Our neural network correctly classifies 98% of the input samples. However, the real test is how well it performs on data it has never seen before (*out-of-sample testing*).

In [19]:
srand(1234)  # So we always get same data, but not the same as train
X_test = rand(m,2)  # m rows, n columns, in [0,1]
y_test = [(X_test[i,1] + X_test[i,2] <= 1 ? 0.0 : 1.0) for i in 1:m]
ann_y_test = Float64[ann(opt_w,vec(X_test[i,:])) for i in 1:m]
ann_y_test = round(ann_y_test)
correct_test = sum(ann_y_test .== y_test)
accuracy_test = correct_test / m

0.96

We get 96% accuracy on fresh samples, which is pretty good - it means our neural network has probably *generalized* fairly well.

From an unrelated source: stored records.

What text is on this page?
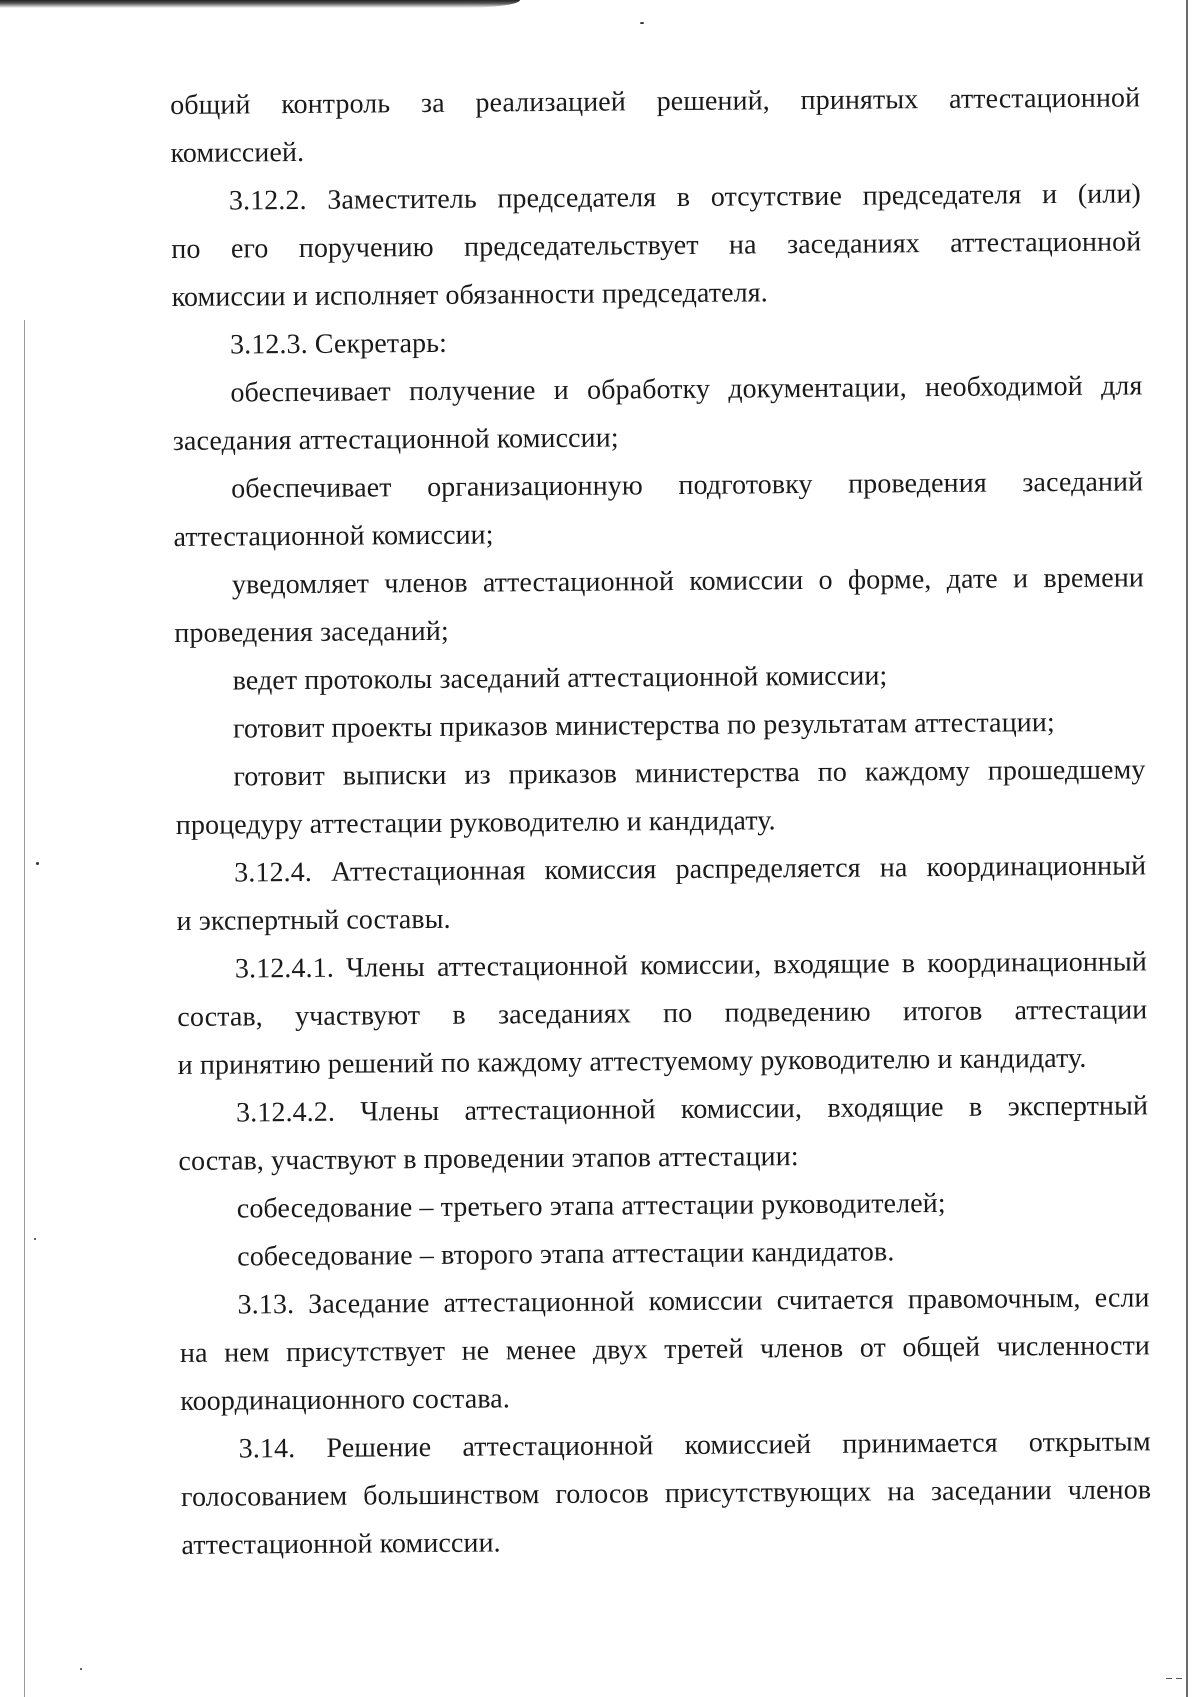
общий контроль за реализацией решений, принятых аттестационной
комиссией.
3.12.2. Заместитель председателя в отсутствие председателя и (или)
по его поручению председательствует на заседаниях аттестационной
комиссии и исполняет обязанности председателя.
3.12.3. Секретарь:
обеспечивает получение и обработку документации, необходимой для
заседания аттестационной комиссии;
обеспечивает организационную подготовку проведения заседаний
аттестационной комиссии;
уведомляет членов аттестационной комиссии о форме, дате и времени
проведения заседаний;
ведет протоколы заседаний аттестационной комиссии;
готовит проекты приказов министерства по результатам аттестации;
готовит выписки из приказов министерства по каждому прошедшему
процедуру аттестации руководителю и кандидату.
3.12.4. Аттестационная комиссия распределяется на координационный
и экспертный составы.
3.12.4.1. Члены аттестационной комиссии, входящие в координационный
состав, участвуют в заседаниях по подведению итогов аттестации
и принятию решений по каждому аттестуемому руководителю и кандидату.
3.12.4.2. Члены аттестационной комиссии, входящие в экспертный
состав, участвуют в проведении этапов аттестации:
собеседование – третьего этапа аттестации руководителей;
собеседование – второго этапа аттестации кандидатов.
3.13. Заседание аттестационной комиссии считается правомочным, если
на нем присутствует не менее двух третей членов от общей численности
координационного состава.
3.14. Решение аттестационной комиссией принимается открытым
голосованием большинством голосов присутствующих на заседании членов
аттестационной комиссии.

## Interpreting Neural Networks with Dual Numbers

We have so far being using dual numbers on the weights, but there is no reason we can't use dual numbers on the inputs as well. For example, consider calculating the derivative with respect to the inputs in the center of the input space:

In [21]:
ann(opt_w,[Dual(0.5,1), Dual(0.5)])

0.4509053507079046 + 1.0604056636074148du

In [22]:
ann(opt_w,[Dual(0.5), Dual(0.5,1)])

0.4509053507079046 + 1.0051736585860678du

This makes sense: when we are in the center, increasing either component of the input will make us more like class 1.
You may have seen [Google's "inceptionism"](http://googleresearch.blogspot.com/2015/06/inceptionism-going-deeper-into-neural.html) - we can use dual numbers in the same way here. Consider a "random point" that we want to make more like class 1 - what direction should we go in?

In [23]:
anninputderiv(w,x) = [
    epsilon(ann(w,[Dual(x[1],1),Dual(x[2])])),
    epsilon(ann(w,[Dual(x[1]),Dual(x[2],1)]))]

anninputderiv (generic function with 1 method)

In [24]:
x1 = [0.2,0.3]
@show ann(opt_w,x1)
d1 = anninputderiv(opt_w,x1)
@show d1;

ann(opt_w,x1) = 0.06551264206809532
d1 = [0.3492604450563003,0.3301696511678158]


In [25]:
x2 = x1 + 0.5d1
@show x2
@show ann(opt_w,x2)
d2 = anninputderiv(opt_w,x2)
@show d2;

x2 = [0.37463022252815015,0.4650848255839079]
ann(opt_w,x2) = 0.28584906572626806
d2 = [0.976891112109046,0.9248478101055944]


In [26]:
x3 = x2 + 0.5d2
@show x3
@show ann(opt_w,x3)
d3 = anninputderiv(opt_w,x3)
@show d3;

x3 = [0.8630757785826731,0.9275087306367051]
ann(opt_w,x3) = 0.901051341059385
d3 = [0.1871854954638273,0.17865325553691935]


In [27]:
x4 = x3 + 0.5d3
@show x4
@show ann(opt_w,x4)
d4 = anninputderiv(opt_w,x4)
@show d4;

x4 = [0.9566685263145868,1.0168353584051648]
ann(opt_w,x4) = 0.9276051137579988
d4 = [0.11598601972701265,0.11093992991268177]


We've completely changed the class by following the dual number derivatives - from a definite 0, to a definite 1.